Under President Obama’s foreclosure plan, first-time homebuyers will be given up to $8,000 in tax credit, which they can claim in their returns for 2008 or 2009. The exact amount is the lesser value between $8,000 and 10 percent of the value of their home.
What is especially great about the tax credit is that first-time homebuyers can claim the $8,000 as a refund on their 2008 taxes. They also receive the full amount of $8,000 tax credit even if their tax liability for 2008 is less than $8,000. They can then use this $8,000 to add to their downpayment on a house.
To be eligible for the tax credit, first-time homebuyers must buy their homes between January 1, 2009 and November 30, 2009. Taxpayers are considered first-time homebuyers if they have not owned a house since 2006. They must also commit to live in the home they buy for not less than three years, otherwise they will have to return the $8,000 tax credit.

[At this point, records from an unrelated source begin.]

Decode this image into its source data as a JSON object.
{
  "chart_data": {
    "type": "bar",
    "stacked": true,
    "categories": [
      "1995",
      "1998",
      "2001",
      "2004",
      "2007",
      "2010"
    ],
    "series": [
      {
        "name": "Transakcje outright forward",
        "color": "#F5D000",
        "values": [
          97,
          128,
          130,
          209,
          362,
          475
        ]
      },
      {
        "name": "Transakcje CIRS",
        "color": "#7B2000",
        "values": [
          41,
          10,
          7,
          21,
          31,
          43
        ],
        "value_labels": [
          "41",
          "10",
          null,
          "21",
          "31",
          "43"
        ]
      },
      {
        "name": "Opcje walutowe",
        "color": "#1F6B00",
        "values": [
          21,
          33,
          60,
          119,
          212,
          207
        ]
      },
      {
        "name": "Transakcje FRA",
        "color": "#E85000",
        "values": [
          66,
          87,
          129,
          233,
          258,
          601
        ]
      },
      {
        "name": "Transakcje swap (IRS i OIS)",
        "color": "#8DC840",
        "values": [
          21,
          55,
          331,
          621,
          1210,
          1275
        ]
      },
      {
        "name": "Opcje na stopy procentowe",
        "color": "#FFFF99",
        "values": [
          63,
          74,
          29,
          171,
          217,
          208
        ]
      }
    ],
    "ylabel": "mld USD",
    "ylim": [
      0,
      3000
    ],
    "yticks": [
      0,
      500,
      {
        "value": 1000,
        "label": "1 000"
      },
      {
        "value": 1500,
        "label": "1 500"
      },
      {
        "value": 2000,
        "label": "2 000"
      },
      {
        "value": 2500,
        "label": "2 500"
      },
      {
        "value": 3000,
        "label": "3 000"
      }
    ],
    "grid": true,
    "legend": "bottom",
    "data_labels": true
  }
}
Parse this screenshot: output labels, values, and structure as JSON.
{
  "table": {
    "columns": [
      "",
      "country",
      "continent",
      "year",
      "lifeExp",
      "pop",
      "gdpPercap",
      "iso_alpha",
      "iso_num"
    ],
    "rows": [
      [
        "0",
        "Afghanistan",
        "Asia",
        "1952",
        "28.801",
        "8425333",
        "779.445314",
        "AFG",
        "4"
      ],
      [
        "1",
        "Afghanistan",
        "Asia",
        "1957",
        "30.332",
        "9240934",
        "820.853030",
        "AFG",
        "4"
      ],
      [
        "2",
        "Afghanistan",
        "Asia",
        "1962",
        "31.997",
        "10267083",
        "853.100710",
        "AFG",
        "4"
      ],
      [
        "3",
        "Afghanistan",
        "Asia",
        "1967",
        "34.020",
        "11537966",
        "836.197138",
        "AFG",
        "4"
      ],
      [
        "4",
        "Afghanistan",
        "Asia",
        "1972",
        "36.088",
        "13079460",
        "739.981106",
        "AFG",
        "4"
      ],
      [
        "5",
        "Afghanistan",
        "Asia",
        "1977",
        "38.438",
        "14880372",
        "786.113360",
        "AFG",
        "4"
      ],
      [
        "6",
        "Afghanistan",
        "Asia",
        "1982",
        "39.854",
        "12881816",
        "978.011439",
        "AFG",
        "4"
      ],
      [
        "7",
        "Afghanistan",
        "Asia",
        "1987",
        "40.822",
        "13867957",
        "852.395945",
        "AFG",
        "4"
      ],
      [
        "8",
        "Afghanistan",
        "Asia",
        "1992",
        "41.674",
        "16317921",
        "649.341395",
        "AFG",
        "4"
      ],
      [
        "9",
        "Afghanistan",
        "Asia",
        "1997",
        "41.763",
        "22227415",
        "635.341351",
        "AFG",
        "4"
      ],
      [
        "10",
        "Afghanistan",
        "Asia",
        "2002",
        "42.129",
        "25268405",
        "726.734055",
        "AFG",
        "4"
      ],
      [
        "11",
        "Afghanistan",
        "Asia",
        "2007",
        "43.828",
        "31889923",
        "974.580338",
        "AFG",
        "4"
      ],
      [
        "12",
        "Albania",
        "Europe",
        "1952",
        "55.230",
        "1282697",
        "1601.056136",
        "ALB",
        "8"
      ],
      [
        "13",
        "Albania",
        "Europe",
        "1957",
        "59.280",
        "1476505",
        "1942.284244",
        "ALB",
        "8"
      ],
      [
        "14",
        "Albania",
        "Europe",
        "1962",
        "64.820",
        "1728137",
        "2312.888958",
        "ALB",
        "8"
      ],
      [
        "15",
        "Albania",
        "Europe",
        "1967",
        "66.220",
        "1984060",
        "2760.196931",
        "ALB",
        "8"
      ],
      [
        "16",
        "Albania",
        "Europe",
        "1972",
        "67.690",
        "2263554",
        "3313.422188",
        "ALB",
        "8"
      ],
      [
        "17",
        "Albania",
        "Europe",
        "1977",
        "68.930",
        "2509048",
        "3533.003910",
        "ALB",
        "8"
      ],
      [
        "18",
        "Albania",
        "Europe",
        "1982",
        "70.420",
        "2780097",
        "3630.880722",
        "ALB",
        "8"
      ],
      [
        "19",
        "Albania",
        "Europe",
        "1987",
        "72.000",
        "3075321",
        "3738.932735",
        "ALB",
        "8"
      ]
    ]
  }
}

The credit is also restricted to taxpayers with gross incomes of less than $75,000 for individuals and $150,000 for couples. Homebuyers earning above these brackets may be given a partial credit. The process of application for the $8,000 home-linked tax credit has been made easier for the homebuyer. Homebuyers just claim the credit on their 2008 tax returns. For those who have already filed their returns, they can amend their returns to claim the tax credit.
Although people in the housing industry are generally pleased with the $8,000 credit, they are still disappointed that the Senate and House did not pass the proposed credit of $15,000 to all homebuyers. Bernard Markstein, an economist with the National Association of Homebuilders (NAHB), said the $15,000 credit would have helped more homeowners and would have revived the foreclosure-laden housing market faster.
Nevertheless, as economist Lawrence Yun has expressed, the $8,000 credit would add about 300,000 new buyers into the housing market loaded with foreclosed properties. He also said that the credit would start a domino effect in the market, with the first-time homebuyer buying a home sold by someone also buying another home.
In real estate lecturer Mark Goldman’s opinion, many people wanting to buy a home would not be able to benefit from the $8,000 credit because they do not have the down payment needed to buy a home, even a low-cost foreclosed home.
Even so, Yun added that the $8,000 could be treated as a reduction on the cost of a home, or an initial home fund from which new homeowners will get money to pay for repairs or appliances, things that could start an increase in consumer spending that helps stimulate the foreclosure-burdened economy.